I know this subject is slightly off-topic for many readers of our blog, but I thought it might be of interest to some, especially those interested in polling and the reliability of polling. A colleague sent along a link to this article in the Arizona Republic, “Election Pollsters Face New Challenges.”
Here’s a bit from the story:
But the polls may not be as reliable this year as they have been in previous presidential elections. Polling is getting more difficult for a host of reasons, from the increasing use of cellphones and declining polling-participation rates to the potential for racial bias among participants who are asked about the contest between Sen. John McCain and Sen. Barack Obama, the first Black person to top a major-party ticket.

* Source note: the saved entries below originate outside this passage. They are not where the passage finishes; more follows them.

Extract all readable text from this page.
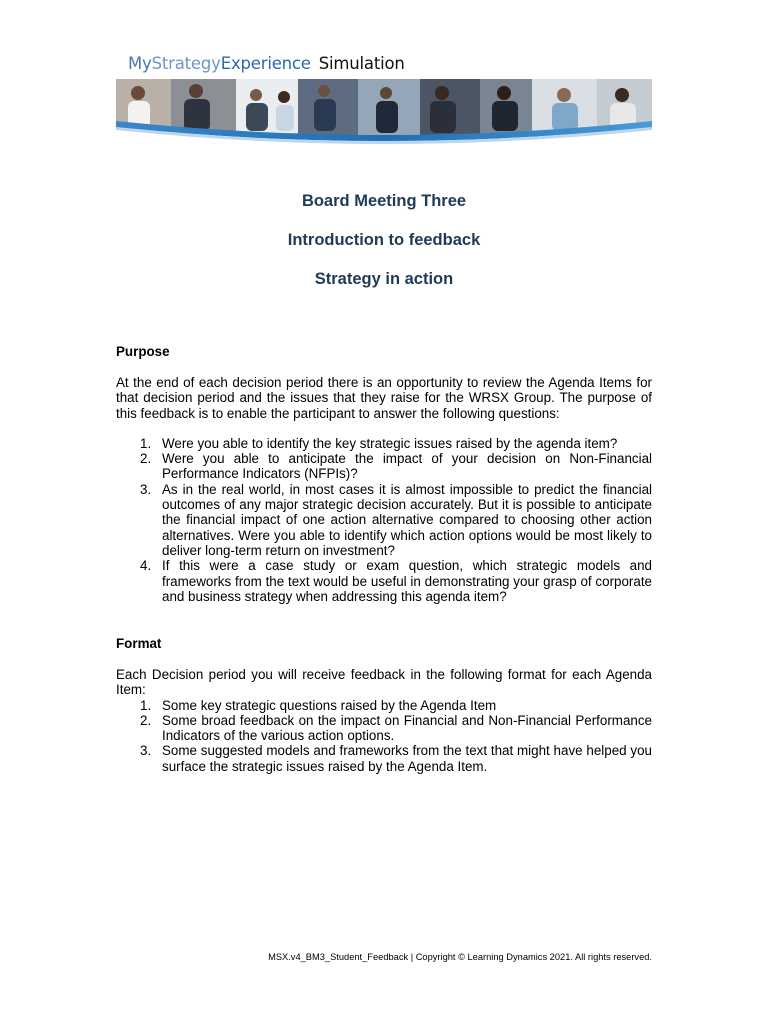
MyStrategyExperience Simulation
Board Meeting Three
Introduction to feedback
Strategy in action
Purpose
At the end of each decision period there is an opportunity to review the Agenda Items for that decision period and the issues that they raise for the WRSX Group. The purpose of this feedback is to enable the participant to answer the following questions:
1. Were you able to identify the key strategic issues raised by the agenda item?
2. Were you able to anticipate the impact of your decision on Non-Financial Performance Indicators (NFPIs)?
3. As in the real world, in most cases it is almost impossible to predict the financial outcomes of any major strategic decision accurately. But it is possible to anticipate the financial impact of one action alternative compared to choosing other action alternatives. Were you able to identify which action options would be most likely to deliver long-term return on investment?
4. If this were a case study or exam question, which strategic models and frameworks from the text would be useful in demonstrating your grasp of corporate and business strategy when addressing this agenda item?
Format
Each Decision period you will receive feedback in the following format for each Agenda Item:
1. Some key strategic questions raised by the Agenda Item
2. Some broad feedback on the impact on Financial and Non-Financial Performance Indicators of the various action options.
3. Some suggested models and frameworks from the text that might have helped you surface the strategic issues raised by the Agenda Item.
MSX.v4_BM3_Student_Feedback | Copyright © Learning Dynamics 2021. All rights reserved.
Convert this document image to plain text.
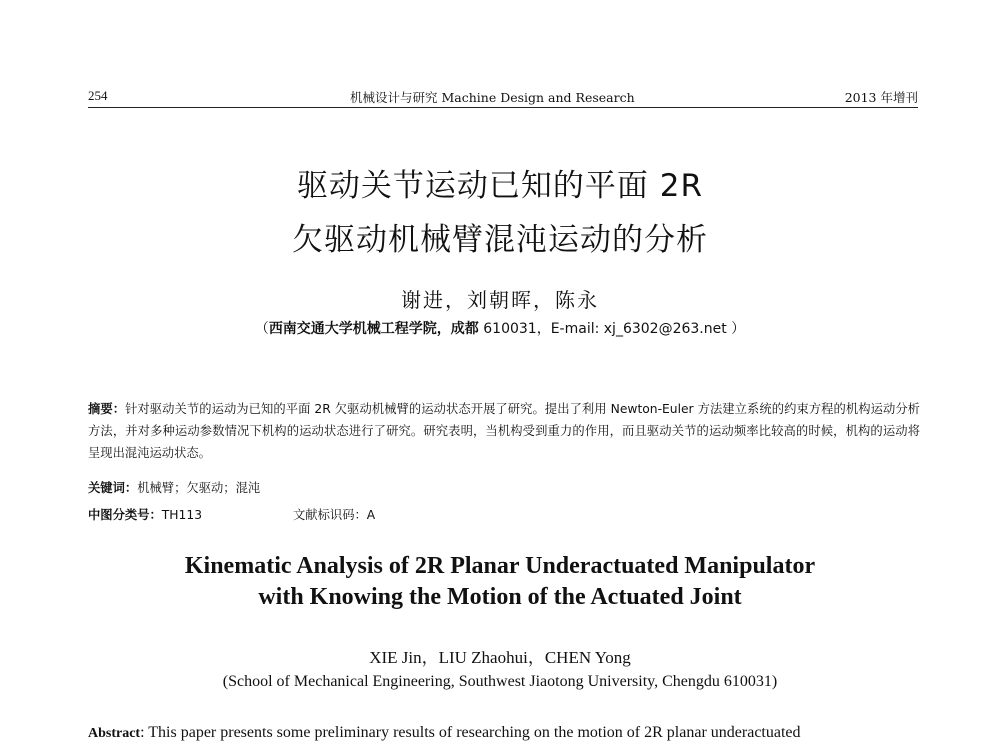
254	机械设计与研究 Machine Design and Research	2013 年增刊
驱动关节运动已知的平面 2R
欠驱动机械臂混沌运动的分析
谢进，刘朝晖，陈永
（西南交通大学机械工程学院，成都 610031，E-mail: xj_6302@263.net ）
摘要：针对驱动关节的运动为已知的平面 2R 欠驱动机械臂的运动状态开展了研究。提出了利用 Newton-Euler 方法建立系统的约束方程的机构运动分析方法，并对多种运动参数情况下机构的运动状态进行了研究。研究表明，当机构受到重力的作用，而且驱动关节的运动频率比较高的时候，机构的运动将呈现出混沌运动状态。
关键词：机械臂；欠驱动；混沌
中图分类号：TH113	文献标识码：A
Kinematic Analysis of 2R Planar Underactuated Manipulator
with Knowing the Motion of the Actuated Joint
XIE Jin，LIU Zhaohui，CHEN Yong
(School of Mechanical Engineering, Southwest Jiaotong University, Chengdu 610031)
Abstract: This paper presents some preliminary results of researching on the motion of 2R planar underactuated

The story talks about both technological challenges (especially those posed by cell phones) as well as traditional problems in survey research (insuring an accurate response, especially when the survey is focused on racial issues, or in cases where white and non-white candidates are competing for office). In such cases, “social desireability” biases can creep into survey responses; VTP colleague Adam Berinsky looked at this issue in the 1989 Dinkins-Giuliani race and found that many pre-election survey respondents might have expressed no preference to survey interviewers, instead of answering in a way that might have been socially undesireable (See Berinksy, “The Two Faces of Public Opinion”, American Journal of Political Science, Volume 43, pages 1209-1230.)